Grave of Ann Judge (Gypsy Queen Cleo), died in childbirth March 20, 1905 · Non-Catholic section of St. Mary's Cemetery, Marion, Ohio · Active folk tradition of coin and trinket offerings at the grave
Ann Judge traveled with a Romani troupe through central Ohio in the early twentieth century. On March 20, 1905, she died in childbirth while the group was camped in or near Marion, Ohio. Because she was not Catholic, she was interred in the non-Catholic section of St. Mary's Cemetery rather than in the main confessional ground.
The circumstances of her death — a young woman far from any fixed home, dying during an itinerant journey — gave her grave an unusual character in the local memory. Marion residents began calling her Gypsy Queen Cleo, a title that does not appear to correspond to any documented title or position within her troupe. Over the following decades the grave accumulated a folk tradition: visitors leave coins, flowers, and small tokens at the marker as tribute, and local lore holds that anyone who removes an offering courts misfortune.

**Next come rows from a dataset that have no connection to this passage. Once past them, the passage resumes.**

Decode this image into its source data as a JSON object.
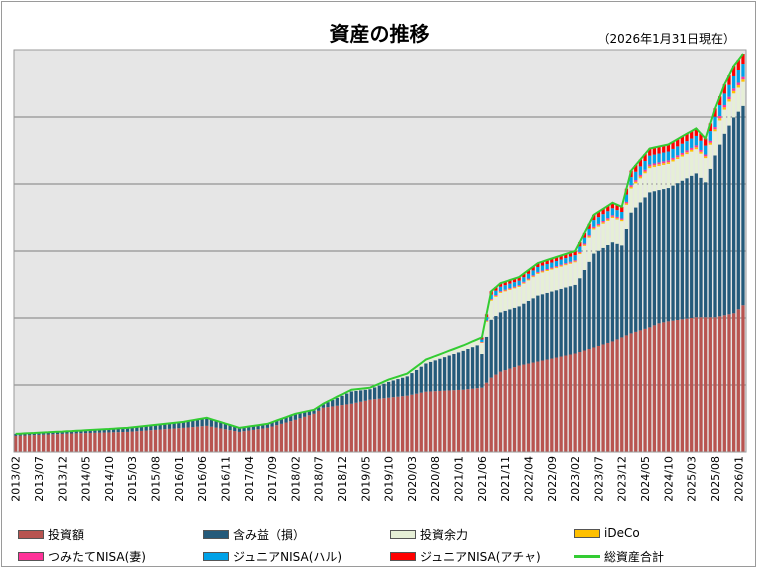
{
  "title": "資産の推移",
  "subtitle": "（2026年1月31日現在）",
  "chart_data": {
    "type": "bar",
    "stacked": true,
    "x_tick_labels": [
      "2013/02",
      "2013/07",
      "2013/12",
      "2014/05",
      "2014/10",
      "2015/03",
      "2015/08",
      "2016/01",
      "2016/06",
      "2016/11",
      "2017/04",
      "2017/09",
      "2018/02",
      "2018/07",
      "2018/12",
      "2019/05",
      "2019/10",
      "2020/03",
      "2020/08",
      "2021/01",
      "2021/06",
      "2021/11",
      "2022/04",
      "2022/09",
      "2023/02",
      "2023/07",
      "2023/12",
      "2024/05",
      "2024/10",
      "2025/03",
      "2025/08",
      "2026/01"
    ],
    "y_axis_labels_shown": false,
    "grid": true,
    "legend_position": "bottom",
    "anchors": {
      "comment_units": "relative units where full plot height = 100",
      "months": [
        0,
        12,
        24,
        36,
        41,
        48,
        54,
        60,
        64,
        66,
        72,
        76,
        80,
        84,
        88,
        96,
        100,
        102,
        104,
        108,
        112,
        116,
        120,
        124,
        128,
        130,
        132,
        136,
        138,
        140,
        146,
        148,
        150,
        152,
        154,
        156
      ],
      "total": [
        4.5,
        5.2,
        6.0,
        7.5,
        8.5,
        6.0,
        7.0,
        9.5,
        10.5,
        12.0,
        15.5,
        16.0,
        18.0,
        19.5,
        23.0,
        26.5,
        28.5,
        40.0,
        42.0,
        43.5,
        47.0,
        48.5,
        50.0,
        59.0,
        62.0,
        61.0,
        70.0,
        75.5,
        76.0,
        76.5,
        80.5,
        78.0,
        85.5,
        91.5,
        96.0,
        99.0
      ],
      "invest": [
        4.0,
        4.6,
        5.0,
        6.0,
        6.5,
        5.0,
        6.0,
        8.0,
        9.5,
        11.0,
        12.0,
        13.0,
        13.5,
        14.0,
        15.0,
        15.5,
        16.0,
        18.5,
        20.0,
        21.5,
        22.5,
        23.5,
        24.5,
        26.0,
        27.5,
        28.5,
        29.5,
        31.0,
        32.0,
        32.5,
        33.5,
        33.5,
        33.5,
        34.0,
        34.5,
        36.5
      ]
    },
    "series": [
      {
        "name": "投資額",
        "color": "#b85450"
      },
      {
        "name": "含み益（損）",
        "color": "#245a7a"
      },
      {
        "name": "投資余力",
        "color": "#e6efd6"
      },
      {
        "name": "iDeCo",
        "color": "#ffc000"
      },
      {
        "name": "つみたてNISA(妻)",
        "color": "#ff3399"
      },
      {
        "name": "ジュニアNISA(ハル)",
        "color": "#00a2e8"
      },
      {
        "name": "ジュニアNISA(アチャ)",
        "color": "#ff0000"
      },
      {
        "name": "総資産合計",
        "color": "#33cc33",
        "line": true
      }
    ]
  }
}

The grave remains identifiable in the cemetery and continues to receive offerings. The specific stone and its location have been documented by Ohio paranormal researchers and local Marion County historians, though the broader documentation of Ann Judge's life before her death in Marion is thin. The record of her burial date and location appears in local accounts that date the death to March 20, 1905.
Sources
- https://hauntedhocking.com/Haunted_Ohio_Marion_County.htm
- https://www.ohioexploration.com/paranormal/hauntings/marioncounty/
Apparition of a woman in the cemeteryHaunting activity in nearby residencesCurse on those who remove offerings from the grave
According to accounts collected by Haunted Hocking and the Ohio Exploration Society, the legend of Gypsy Queen Cleo has two overlapping threads. The first is the grave-tribute tradition: visitors leave coins, rings, and small objects at the marker, and local belief holds that removing any offering brings misfortune to the taker. The tradition is persistent enough that the grave routinely accumulates offerings and is considered among Marion's best-known paranormal landmarks.
The second thread involves reported hauntings of the cemetery itself and of houses near the cemetery boundary. Residents and visitors have described seeing a woman's apparition in the older sections of the ground, and some Marion residents in adjacent neighborhoods have attributed unexplained activity in their homes to Cleo's proximity. The Ohio Exploration Society notes the site as part of Marion County's documented paranormal tradition without endorsing supernatural causation.
The legend does not specify whether the apparition is menacing or simply present. It belongs to the broad category of traveler-grave folklore common in the Midwest, where unusual burials of itinerant people attract local narrative about restless spirits and the obligations of passersby.